For the Crop Over lover, we understand that this is the second year you will be missing your favourite festival. For the entertainment players whose livelihoods depend on the sector, we get it. To the cultural practitioner, artiste, musician, vendor, craftsperson, dancer, we feel your angst. But, sadly, what this country faces is much bigger than any one person or sector.
And let us not forget that while thousands of Bajans and Bajan Yankees ascend on Grand Kadooment making merry from the National Stadium to the Mighty Grynner Highway, and thousands more watch the spectacle, there are still thousands more who have little or no feeling towards the national festival.
Should something unfortunate happen where COVID-19 numbers spike during a Crop Over Festival, those who care not one iota will shout the loudest in condemnation and, sadly, some of their mouthings would be justified.
We fully understand and sympathise with those whose payday is generated through entertainment activity. But we also want to remind those “up in arms” over the decision that the entertainment sector is part of the whole. We ask entertainment players not to forget that when you are part of a team there are times you will be called upon to take one for the team. This is such a time.
Ironically, on the same day that entertainers were venting their frustration about Government’s scrapping of the festival, Prime Minister Mia Amor Mottley was speaking during the International Monetary Fund’s (IMF) forum on Natural Disasters and Climate Change along with IMF Managing Director Kristalina Georgieva. Mottley asked the IMF and other international lending agencies to give the region an ease. while explaining the Caribbean was hardest hit by the pandemic.
The PM said: “[Georgieva] said that the tourism-dependent countries have been among the hardest hit. Let me put it in even further context – the only countries that have been worse hit than us last year are war-torn countries. Our declines have been double-digit in most instances in the Eastern Caribbean; they hover around 18, 19 per cent. So this thing has reversed us at least by a decade in terms of nominal terms, but more like two decades in terms of real losses.”

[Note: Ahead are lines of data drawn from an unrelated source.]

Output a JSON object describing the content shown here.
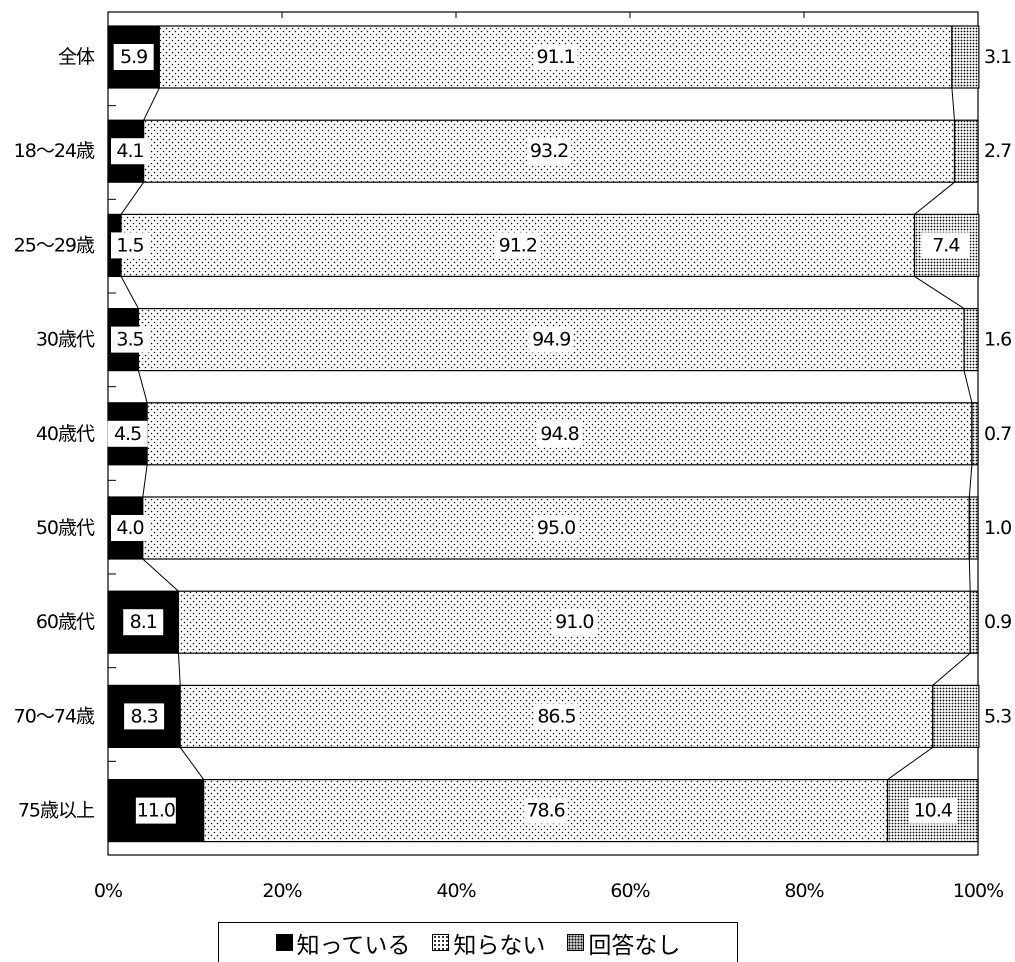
{
  "chart_data": {
    "type": "bar",
    "orientation": "horizontal",
    "stacked": true,
    "title": "",
    "categories": [
      "全体",
      "18～24歳",
      "25～29歳",
      "30歳代",
      "40歳代",
      "50歳代",
      "60歳代",
      "70～74歳",
      "75歳以上"
    ],
    "series": [
      {
        "name": "知っている",
        "values": [
          5.9,
          4.1,
          1.5,
          3.5,
          4.5,
          4.0,
          8.1,
          8.3,
          11.0
        ],
        "color": "#000000",
        "pattern": "solid"
      },
      {
        "name": "知らない",
        "values": [
          91.1,
          93.2,
          91.2,
          94.9,
          94.8,
          95.0,
          91.0,
          86.5,
          78.6
        ],
        "color": "#ffffff",
        "pattern": "sparse-dots"
      },
      {
        "name": "回答なし",
        "values": [
          3.1,
          2.7,
          7.4,
          1.6,
          0.7,
          1.0,
          0.9,
          5.3,
          10.4
        ],
        "color": "#ffffff",
        "pattern": "dense-dots"
      }
    ],
    "xlim": [
      0,
      100
    ],
    "x_ticks": [
      "0%",
      "20%",
      "40%",
      "60%",
      "80%",
      "100%"
    ],
    "series_lines": true,
    "legend_position": "bottom"
  },
  "legend": {
    "items": [
      {
        "label": "知っている",
        "icon": "filled-square-icon"
      },
      {
        "label": "知らない",
        "icon": "dotted-square-icon"
      },
      {
        "label": "回答なし",
        "icon": "dense-dotted-square-icon"
      }
    ]
  }
}
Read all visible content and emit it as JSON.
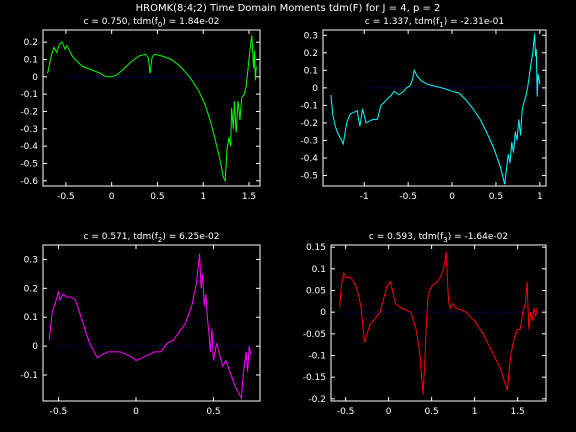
{
  "figure": {
    "title": "HROMK(8;4;2) Time Domain Moments tdm(F) for J = 4, p = 2",
    "background": "#000000",
    "axis_color": "#ffffff",
    "zero_line_color": "#0000cc"
  },
  "chart_data": [
    {
      "type": "line",
      "title_parts": [
        "c = 0.750, tdm(f",
        "0",
        ") = 1.84e-02"
      ],
      "color": "#00ff00",
      "xlim": [
        -0.75,
        1.62
      ],
      "ylim": [
        -0.63,
        0.27
      ],
      "xticks": [
        -0.5,
        0,
        0.5,
        1,
        1.5
      ],
      "xtick_labels": [
        "-0.5",
        "0",
        "0.5",
        "1",
        "1.5"
      ],
      "yticks": [
        0.2,
        0.1,
        0,
        -0.1,
        -0.2,
        -0.3,
        -0.4,
        -0.5,
        -0.6
      ],
      "ytick_labels": [
        "0.2",
        "0.1",
        "0",
        "-0.1",
        "-0.2",
        "-0.3",
        "-0.4",
        "-0.5",
        "-0.6"
      ],
      "zero_line": [
        -0.5,
        1.5
      ],
      "x": [
        -0.7,
        -0.66,
        -0.63,
        -0.6,
        -0.57,
        -0.54,
        -0.51,
        -0.49,
        -0.46,
        -0.43,
        -0.4,
        -0.36,
        -0.32,
        -0.27,
        -0.22,
        -0.17,
        -0.12,
        -0.08,
        -0.04,
        0.0,
        0.05,
        0.1,
        0.16,
        0.22,
        0.3,
        0.37,
        0.4,
        0.42,
        0.44,
        0.47,
        0.55,
        0.65,
        0.75,
        0.85,
        0.95,
        1.02,
        1.08,
        1.13,
        1.18,
        1.22,
        1.24,
        1.26,
        1.28,
        1.3,
        1.31,
        1.33,
        1.34,
        1.36,
        1.38,
        1.4,
        1.42,
        1.45,
        1.47,
        1.49,
        1.51,
        1.53,
        1.55,
        1.56,
        1.57,
        1.58
      ],
      "y": [
        0.02,
        0.12,
        0.17,
        0.14,
        0.19,
        0.2,
        0.16,
        0.18,
        0.15,
        0.12,
        0.1,
        0.08,
        0.06,
        0.05,
        0.04,
        0.03,
        0.02,
        0.005,
        0.0,
        0.0,
        0.01,
        0.03,
        0.06,
        0.09,
        0.12,
        0.13,
        0.11,
        0.02,
        0.11,
        0.13,
        0.12,
        0.1,
        0.06,
        0.0,
        -0.08,
        -0.16,
        -0.26,
        -0.36,
        -0.47,
        -0.58,
        -0.6,
        -0.42,
        -0.35,
        -0.4,
        -0.18,
        -0.3,
        -0.14,
        -0.32,
        -0.14,
        -0.25,
        -0.12,
        -0.1,
        -0.05,
        0.05,
        0.15,
        0.24,
        0.05,
        0.15,
        -0.02,
        0.06
      ]
    },
    {
      "type": "line",
      "title_parts": [
        "c = 1.337, tdm(f",
        "1",
        ") = -2.31e-01"
      ],
      "color": "#00ffff",
      "xlim": [
        -1.47,
        1.07
      ],
      "ylim": [
        -0.56,
        0.33
      ],
      "xticks": [
        -1,
        -0.5,
        0,
        0.5,
        1
      ],
      "xtick_labels": [
        "-1",
        "-0.5",
        "0",
        "0.5",
        "1"
      ],
      "yticks": [
        0.3,
        0.2,
        0.1,
        0,
        -0.1,
        -0.2,
        -0.3,
        -0.4,
        -0.5
      ],
      "ytick_labels": [
        "0.3",
        "0.2",
        "0.1",
        "0",
        "-0.1",
        "-0.2",
        "-0.3",
        "-0.4",
        "-0.5"
      ],
      "zero_line": [
        -1,
        1
      ],
      "x": [
        -1.38,
        -1.36,
        -1.33,
        -1.3,
        -1.27,
        -1.24,
        -1.2,
        -1.16,
        -1.12,
        -1.08,
        -1.05,
        -1.02,
        -0.98,
        -0.94,
        -0.9,
        -0.85,
        -0.81,
        -0.77,
        -0.73,
        -0.69,
        -0.66,
        -0.63,
        -0.61,
        -0.58,
        -0.55,
        -0.52,
        -0.48,
        -0.45,
        -0.43,
        -0.4,
        -0.35,
        -0.28,
        -0.2,
        -0.12,
        -0.05,
        0.0,
        0.08,
        0.16,
        0.24,
        0.32,
        0.4,
        0.48,
        0.55,
        0.6,
        0.64,
        0.66,
        0.68,
        0.7,
        0.72,
        0.74,
        0.76,
        0.78,
        0.8,
        0.82,
        0.84,
        0.86,
        0.88,
        0.9,
        0.92,
        0.94,
        0.95,
        0.96,
        0.97,
        0.98,
        1.0
      ],
      "y": [
        -0.04,
        -0.15,
        -0.22,
        -0.26,
        -0.29,
        -0.32,
        -0.2,
        -0.15,
        -0.14,
        -0.13,
        -0.22,
        -0.12,
        -0.2,
        -0.19,
        -0.18,
        -0.18,
        -0.1,
        -0.08,
        -0.06,
        -0.04,
        -0.02,
        -0.03,
        -0.04,
        -0.03,
        -0.02,
        0.0,
        0.01,
        0.05,
        0.1,
        0.07,
        0.04,
        0.02,
        0.01,
        0.0,
        -0.01,
        -0.02,
        -0.03,
        -0.07,
        -0.12,
        -0.18,
        -0.26,
        -0.35,
        -0.45,
        -0.55,
        -0.38,
        -0.43,
        -0.31,
        -0.37,
        -0.25,
        -0.3,
        -0.18,
        -0.27,
        -0.12,
        -0.08,
        -0.05,
        0.0,
        0.07,
        0.14,
        0.2,
        0.31,
        0.18,
        0.22,
        -0.05,
        0.08,
        0.02
      ]
    },
    {
      "type": "line",
      "title_parts": [
        "c = 0.571, tdm(f",
        "2",
        ") = 6.25e-02"
      ],
      "color": "#ff00ff",
      "xlim": [
        -0.6,
        0.8
      ],
      "ylim": [
        -0.19,
        0.35
      ],
      "xticks": [
        -0.5,
        0,
        0.5
      ],
      "xtick_labels": [
        "-0.5",
        "0",
        "0.5"
      ],
      "yticks": [
        0.3,
        0.2,
        0.1,
        0,
        -0.1
      ],
      "ytick_labels": [
        "0.3",
        "0.2",
        "0.1",
        "0",
        "-0.1"
      ],
      "zero_line": [
        -0.5,
        0.75
      ],
      "x": [
        -0.56,
        -0.54,
        -0.52,
        -0.5,
        -0.49,
        -0.47,
        -0.45,
        -0.42,
        -0.39,
        -0.36,
        -0.33,
        -0.3,
        -0.27,
        -0.25,
        -0.22,
        -0.18,
        -0.14,
        -0.1,
        -0.06,
        -0.02,
        0.0,
        0.04,
        0.08,
        0.12,
        0.16,
        0.2,
        0.24,
        0.28,
        0.32,
        0.36,
        0.39,
        0.41,
        0.42,
        0.43,
        0.44,
        0.45,
        0.46,
        0.47,
        0.48,
        0.49,
        0.5,
        0.52,
        0.54,
        0.56,
        0.58,
        0.6,
        0.62,
        0.64,
        0.66,
        0.68,
        0.69,
        0.7,
        0.71,
        0.72,
        0.73,
        0.74
      ],
      "y": [
        0.02,
        0.12,
        0.15,
        0.19,
        0.16,
        0.18,
        0.17,
        0.17,
        0.16,
        0.11,
        0.06,
        0.01,
        -0.02,
        -0.04,
        -0.03,
        -0.02,
        -0.02,
        -0.02,
        -0.03,
        -0.04,
        -0.05,
        -0.04,
        -0.03,
        -0.02,
        -0.02,
        0.01,
        0.02,
        0.05,
        0.08,
        0.14,
        0.22,
        0.32,
        0.2,
        0.25,
        0.14,
        0.18,
        0.1,
        0.05,
        -0.02,
        0.06,
        -0.05,
        0.01,
        -0.03,
        -0.07,
        -0.05,
        -0.08,
        -0.11,
        -0.14,
        -0.16,
        -0.18,
        -0.11,
        -0.06,
        -0.02,
        -0.09,
        0.0,
        -0.03
      ]
    },
    {
      "type": "line",
      "title_parts": [
        "c = 0.593, tdm(f",
        "3",
        ") = -1.64e-02"
      ],
      "color": "#ff0000",
      "xlim": [
        -0.67,
        1.83
      ],
      "ylim": [
        -0.205,
        0.155
      ],
      "xticks": [
        -0.5,
        0,
        0.5,
        1,
        1.5
      ],
      "xtick_labels": [
        "-0.5",
        "0",
        "0.5",
        "1",
        "1.5"
      ],
      "yticks": [
        0.15,
        0.1,
        0.05,
        0,
        -0.05,
        -0.1,
        -0.15,
        -0.2
      ],
      "ytick_labels": [
        "0.15",
        "0.1",
        "0.05",
        "0",
        "-0.05",
        "-0.1",
        "-0.15",
        "-0.2"
      ],
      "zero_line": [
        -0.5,
        1.75
      ],
      "x": [
        -0.57,
        -0.55,
        -0.52,
        -0.5,
        -0.48,
        -0.45,
        -0.42,
        -0.38,
        -0.35,
        -0.32,
        -0.3,
        -0.28,
        -0.25,
        -0.22,
        -0.18,
        -0.14,
        -0.1,
        -0.06,
        -0.02,
        0.02,
        0.08,
        0.14,
        0.2,
        0.26,
        0.32,
        0.36,
        0.4,
        0.42,
        0.44,
        0.46,
        0.5,
        0.56,
        0.6,
        0.64,
        0.67,
        0.69,
        0.7,
        0.72,
        0.74,
        0.78,
        0.84,
        0.9,
        1.0,
        1.1,
        1.2,
        1.3,
        1.38,
        1.42,
        1.46,
        1.5,
        1.53,
        1.56,
        1.59,
        1.61,
        1.63,
        1.65,
        1.67,
        1.69,
        1.71,
        1.73
      ],
      "y": [
        0.01,
        0.06,
        0.09,
        0.08,
        0.08,
        0.08,
        0.075,
        0.06,
        0.04,
        0.01,
        -0.03,
        -0.07,
        -0.05,
        -0.03,
        -0.02,
        -0.01,
        0.0,
        0.03,
        0.06,
        0.07,
        0.02,
        0.01,
        0.005,
        0.0,
        -0.04,
        -0.09,
        -0.19,
        -0.12,
        -0.02,
        0.04,
        0.06,
        0.07,
        0.08,
        0.1,
        0.14,
        0.05,
        0.02,
        0.01,
        0.02,
        0.01,
        0.005,
        0.0,
        -0.02,
        -0.05,
        -0.09,
        -0.13,
        -0.18,
        -0.1,
        -0.06,
        -0.04,
        -0.04,
        0.0,
        0.02,
        0.07,
        -0.04,
        0.0,
        -0.02,
        0.01,
        -0.01,
        0.01
      ]
    }
  ]
}
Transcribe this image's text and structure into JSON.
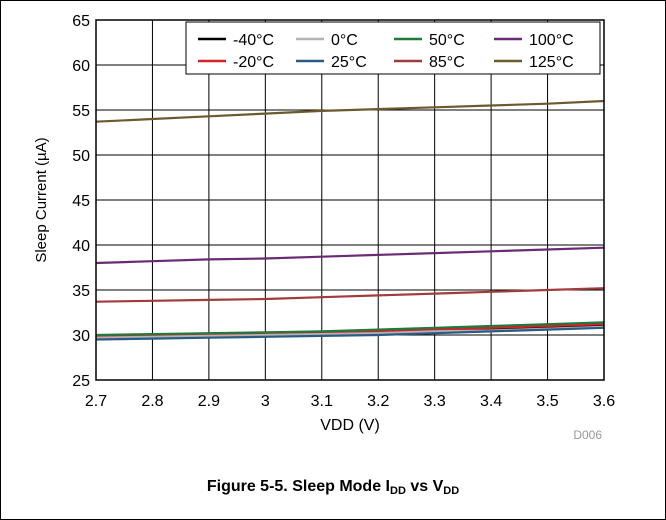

So, while the PM was pleading with the international community to make our burden a bit lighter, we have a group wanting to take a gamble by staging a full-scale Crop Over.
There are some risks that can be measured and taken. The reality is allowing tourists to vacation on our island is one such risk. But it is one that the global financiers we depend on might understand.
However, these same agencies may not be as understanding should we go ahead and stage a national festival which may be viewed as non-essential in the grand scheme of things.
The challenges we face daily are real; from pandemic to ashfall now the hurricane season. Many of us went to sleep Wednesday night and awoke oblivious to the fact that a freak storm had unleashed its fury on the country. Those who were awake are sharing their experiences. And while reports are still coming in, what we do know is that this short-lived freak storm damaged 13 houses, caused a major power and water outage, damaged roads and uprooted trees. We cannot prevent those natural occurrences but we can prevent fallout from a possibly unsafe festival.
Every other country in the Eastern Caribbean has cancelled national festivals this year. The mighty Trinidad and Tobago with the largest carnival this side of the Caribbean has cancelled theirs. How do we then ignore the global pandemic, ignore the fact that we were in community spread for the first four months of the year, ignore the recommendations of the Barbados Association of Medical Practitioners, ignore the Ministry of Health, the Chief Medical Officer and the COVID-19 unit and stage Crop Over 2021?
We simply cannot.
It would appear, and rightly so, that the staging of a Crop Over Festival this year is one gamble Government is not willing to take.